L’éterniste est dans une position inconfortable. Car non seulement il ne peut refuser l’existence des faits passés, mais il doit défendre l’existence des faits futurs. Le futur est en ce sens déterminé en un sens classique : le passé et les lois de la nature existent, il est donc possible (en droit) de dériver toute vérité à propos du futur. Le futur est déterminé par le passé. Mais il est déterminé également en un autre sens. Puisque l’éternisme affirme que le futur existe déjà maintenant, le futur est déjà déterminé maintenant.
L’éterniste qui cherche à ménager une place à la volonté libre, en plus de réfuter la ligne d’argumentation classique en faveur du déterminisme, doit réussir à expliquer comment les faits futurs peuvent exister de toute éternité sans être déterminés. Une explication peut-être pas impossible, mais cependant ardue.

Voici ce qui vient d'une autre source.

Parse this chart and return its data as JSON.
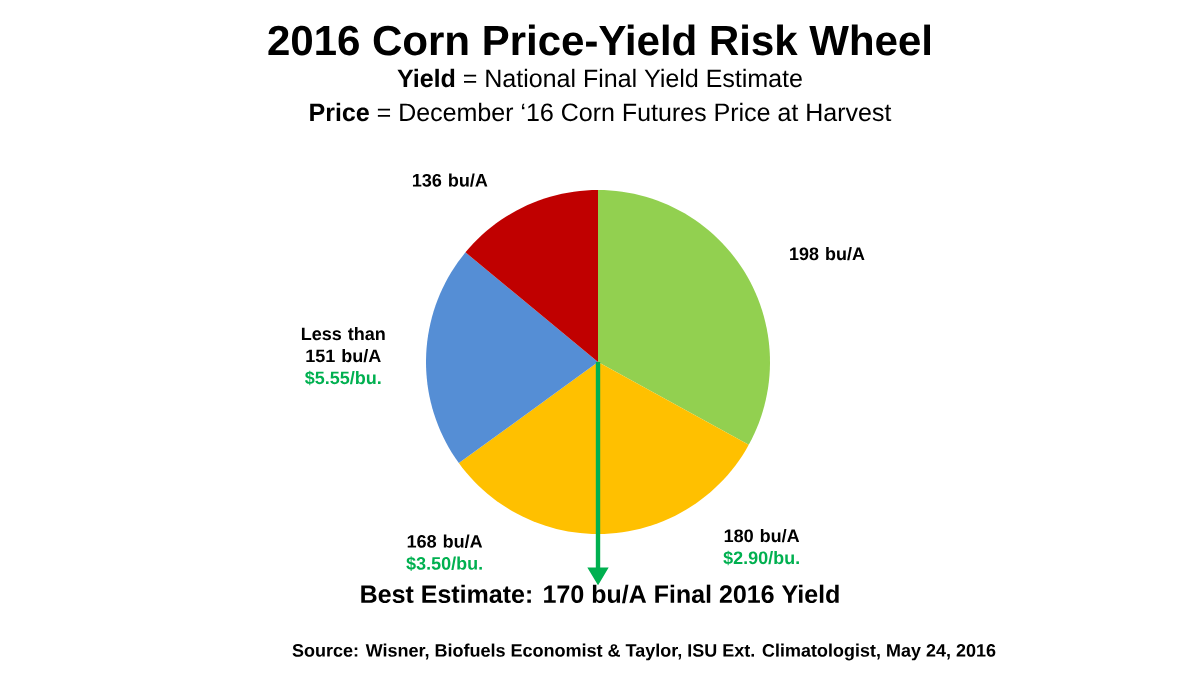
{
  "chart_data": {
    "type": "pie",
    "title": "2016 Corn Price-Yield Risk Wheel",
    "subtitle": "**Yield** = National Final Yield Estimate",
    "categories": [
      "198 bu/A",
      "180 bu/A",
      "168 bu/A",
      "Less than 151 bu/A",
      "136 bu/A"
    ],
    "values": [
      33,
      17,
      15,
      21,
      14
    ],
    "colors": [
      "#92d050",
      "#ffc000",
      "#ffc000",
      "#558ed5",
      "#c00000"
    ],
    "annotations": [
      "**Price** = December ‘16 Corn Futures Price at Harvest",
      "Best Estimate: 170 bu/A Final 2016 Yield",
      "Source: Wisner, Biofuels Economist & Taylor, ISU Ext. Climatologist, May 24, 2016",
      {
        "text": "$2.90/bu.",
        "x": "180 bu/A"
      },
      {
        "text": "$3.50/bu.",
        "x": "168 bu/A"
      },
      {
        "text": "$5.55/bu.",
        "x": "Less than 151 bu/A"
      }
    ]
  }
}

L’éterniste est-il en mauvaise situation pour rendre compte de la volonté libre (et par là attribuer une responsabilité morale aux personnes ?). Pas nécessairement : l’un des principaux débats en la matière oppose les compatibilistes aux incompatibilistes. Pour les premiers le déterminisme est compatible avec la volonté libre, ce que rejettent les seconds. S’il est difficile à l’éterniste de rejeter le déterminisme, il peut cependant adopter une stratégie compatibiliste classique, et montrer qu’il existe une place pour la volonté libre dans ce monde déterminé.
Un exemple d’une telle stratégie est fournie par Lewis (1981) : j’agis nécessairement en fonction des lois de la nature, et en ce sens je suis déterminé par elles. Mais les lois de la nature auraient pu être différentes, et j’aurai donc pu agir différemment. Ainsi, si j’aurai pu agir autrement, je suis libre, et il est possible de m’attribuer une responsabilité morale.
L’éterniste peut adopter ce genre de stratégie : la réalité existe de toute éternité, mon futur existe de toute éternité, et en ce sens je suis déterminé. Mais à chaque instant je pourrais agir différemment, et appartenir ainsi à un autre monde, lui aussi déterminé, mais avec des lois de la nature différentes.
Références :
Lewis D. (1981), « Are We Free To Break the Laws? », Theoria. A Swedish Journal of Philosophy Lund, 47-3.